Genetic variations predispose individuals to hereditary diseases, play an important role in the development of complex diseases, and impact drug metabolism. Haplotype information which contain the full information about the DNA variations in the genome of an individual has been of great importance for studies of human diseases and effectiveness of drugs. Haplotype assembly is the task of reconstructing haplotypes of an individual from a mixture of sequenced chromosome fragments. Most of the mathematical formulations of haplotype assembly such as the minimum error correction (MEC) formulation are known to be NP-hard; the problem becomes even more challenging as the sequencing technology advances and the length of the paired-end reads and inserts increases. While the focus of existing methods for haplotype assembly has primarily been on diploid organisms, where haplotypes come in pairs, assembly of haplotypes polyploid organisms (e.g., plants and crops) is considerably more difficult. In this work we developed a unified framework for haplotype assembly of diploid and polyploid genomes. We formulated haplotype assembly from sequencing data as a sparse tensor decomposition. We cast the problem as that of decomposing a tensor having special structural constraints and missing a large fraction of its entries into a product of two factors, $\mathbf{U}$ and $\mathbf{V}$; tensor $\mathbf{V}$ reveals the haplotype information while $\mathbf{U}$ is a sparse matrix encoding the origin of the erroneous sequencing reads. We designed AltHap, an algorithm which reconstructs haplotypes of either diploid or polyploid organisms by solving this decomposition problem. AltHap exploits underlying structural properties of the factors to perform decomposition at a low computational cost. We also analyzed the convergence properties AltHap and determined bounds on the MEC scores and reconstruction rate that AltHap achieves for a given sequencing coverage and data error rate.

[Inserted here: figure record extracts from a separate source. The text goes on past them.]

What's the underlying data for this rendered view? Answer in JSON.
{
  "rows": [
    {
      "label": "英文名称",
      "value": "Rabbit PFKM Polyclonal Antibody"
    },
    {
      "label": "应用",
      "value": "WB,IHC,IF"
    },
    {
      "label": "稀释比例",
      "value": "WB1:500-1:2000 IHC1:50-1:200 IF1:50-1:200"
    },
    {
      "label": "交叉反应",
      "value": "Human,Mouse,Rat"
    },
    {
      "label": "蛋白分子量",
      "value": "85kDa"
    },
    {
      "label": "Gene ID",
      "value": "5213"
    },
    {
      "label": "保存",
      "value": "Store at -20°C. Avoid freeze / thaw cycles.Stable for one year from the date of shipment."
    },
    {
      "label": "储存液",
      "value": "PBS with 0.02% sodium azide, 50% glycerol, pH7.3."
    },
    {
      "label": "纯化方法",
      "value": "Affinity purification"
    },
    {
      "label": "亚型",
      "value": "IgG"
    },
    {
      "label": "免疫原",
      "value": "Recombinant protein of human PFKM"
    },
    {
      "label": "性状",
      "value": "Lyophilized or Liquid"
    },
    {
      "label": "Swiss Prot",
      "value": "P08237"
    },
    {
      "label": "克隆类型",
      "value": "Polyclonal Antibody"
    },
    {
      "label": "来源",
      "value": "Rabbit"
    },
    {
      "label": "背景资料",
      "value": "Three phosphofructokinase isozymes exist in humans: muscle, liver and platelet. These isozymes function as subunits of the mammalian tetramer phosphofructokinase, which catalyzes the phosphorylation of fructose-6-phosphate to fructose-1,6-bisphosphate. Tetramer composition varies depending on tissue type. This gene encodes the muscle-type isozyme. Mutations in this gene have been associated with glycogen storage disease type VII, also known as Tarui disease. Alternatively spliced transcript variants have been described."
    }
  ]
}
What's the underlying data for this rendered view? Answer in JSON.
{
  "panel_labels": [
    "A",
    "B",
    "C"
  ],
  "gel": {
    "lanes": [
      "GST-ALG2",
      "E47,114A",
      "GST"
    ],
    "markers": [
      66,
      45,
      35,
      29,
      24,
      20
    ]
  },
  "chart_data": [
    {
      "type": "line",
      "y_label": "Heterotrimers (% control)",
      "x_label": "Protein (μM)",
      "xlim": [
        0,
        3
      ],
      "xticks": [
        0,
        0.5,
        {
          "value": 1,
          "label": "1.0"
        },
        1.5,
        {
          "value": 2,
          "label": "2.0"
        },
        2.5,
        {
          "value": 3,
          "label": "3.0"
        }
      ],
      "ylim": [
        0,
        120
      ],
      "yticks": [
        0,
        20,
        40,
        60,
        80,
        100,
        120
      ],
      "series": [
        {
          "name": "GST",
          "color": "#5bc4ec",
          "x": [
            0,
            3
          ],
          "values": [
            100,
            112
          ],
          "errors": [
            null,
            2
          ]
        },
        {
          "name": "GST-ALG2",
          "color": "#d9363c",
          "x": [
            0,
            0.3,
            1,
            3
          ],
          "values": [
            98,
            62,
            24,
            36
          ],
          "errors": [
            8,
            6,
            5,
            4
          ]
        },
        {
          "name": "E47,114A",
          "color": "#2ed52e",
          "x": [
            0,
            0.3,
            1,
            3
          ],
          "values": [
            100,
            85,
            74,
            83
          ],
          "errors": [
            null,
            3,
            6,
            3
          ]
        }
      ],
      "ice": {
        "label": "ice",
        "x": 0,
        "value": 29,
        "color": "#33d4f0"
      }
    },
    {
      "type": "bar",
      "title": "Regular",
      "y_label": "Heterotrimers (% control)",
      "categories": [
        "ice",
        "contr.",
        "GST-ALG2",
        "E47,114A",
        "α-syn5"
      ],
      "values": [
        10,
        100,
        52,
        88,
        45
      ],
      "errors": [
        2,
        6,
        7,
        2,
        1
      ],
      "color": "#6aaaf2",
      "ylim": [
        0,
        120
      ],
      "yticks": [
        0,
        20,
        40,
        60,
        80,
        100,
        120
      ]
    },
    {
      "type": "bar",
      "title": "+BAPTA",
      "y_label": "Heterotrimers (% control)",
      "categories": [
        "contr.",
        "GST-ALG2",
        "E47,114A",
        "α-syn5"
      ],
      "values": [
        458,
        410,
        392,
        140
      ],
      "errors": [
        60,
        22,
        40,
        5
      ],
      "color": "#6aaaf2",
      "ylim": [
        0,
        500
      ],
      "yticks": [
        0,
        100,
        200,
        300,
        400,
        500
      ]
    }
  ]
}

Greedy Schemes for Sparse Reconstruction and Sparse Learning

In this project, we investigated the use of iterative algorithms for the task of sparse signal reconstruction where the goal is to estimate a sparse signal from a few linear combinations of its components. This task can be readily cast as the problem of finding a sparse solution to an underdetermined system of linear equations. Sparse signal reconstruction is encountered in many practical scenarios, including compressed sensing, sparse channel estimation, and compressive DNA microarrays. We proposed an iterative greedy algorithm, called Accelerated Orthogonal Least Squares (AOLS) that efficiently utilizes a recursive relation between components of the optimal solution to the underdetermined least-squares problem with sparsity constraint. AOLS exploits the observation that columns of the measurement matrix having strong correlation with the current residual are likely to have strong correlation with residuals in subsequent iterations; therefore, AOLS selects multiple columns in each iteration and forms an overdetermined system of linear equation having a solution that is generally more accurate than the one found by the competing state-of-the-art methods. Additionally, AOLS is orders of magnitude faster than competing state-of-the-art methods and thus more suitable for high-dimensional data applications. We also theoretically analyzed the performance of the proposed algorithm and, by doing so, established lower-bounds on the probability of exact recovery of the sparse signal from its linear random measurements both with and without the presence of measurement noise. In both scenarios, we showed that AOLS scheme achieves the information theoretic lower-bound on the minimum number of measurements for exact reconstruction of the signal. Recently, we extended the AOLS method to the Bayesian setting where we exploited prior knowledge that is available on the unknown support of the signal. Additionally, we recently proposed the first algorithm for this problem that achieves the information theoretic lower-bound on the minimum number of measurements for exact reconstruction of the signal while incurring a sublinear computational complexity.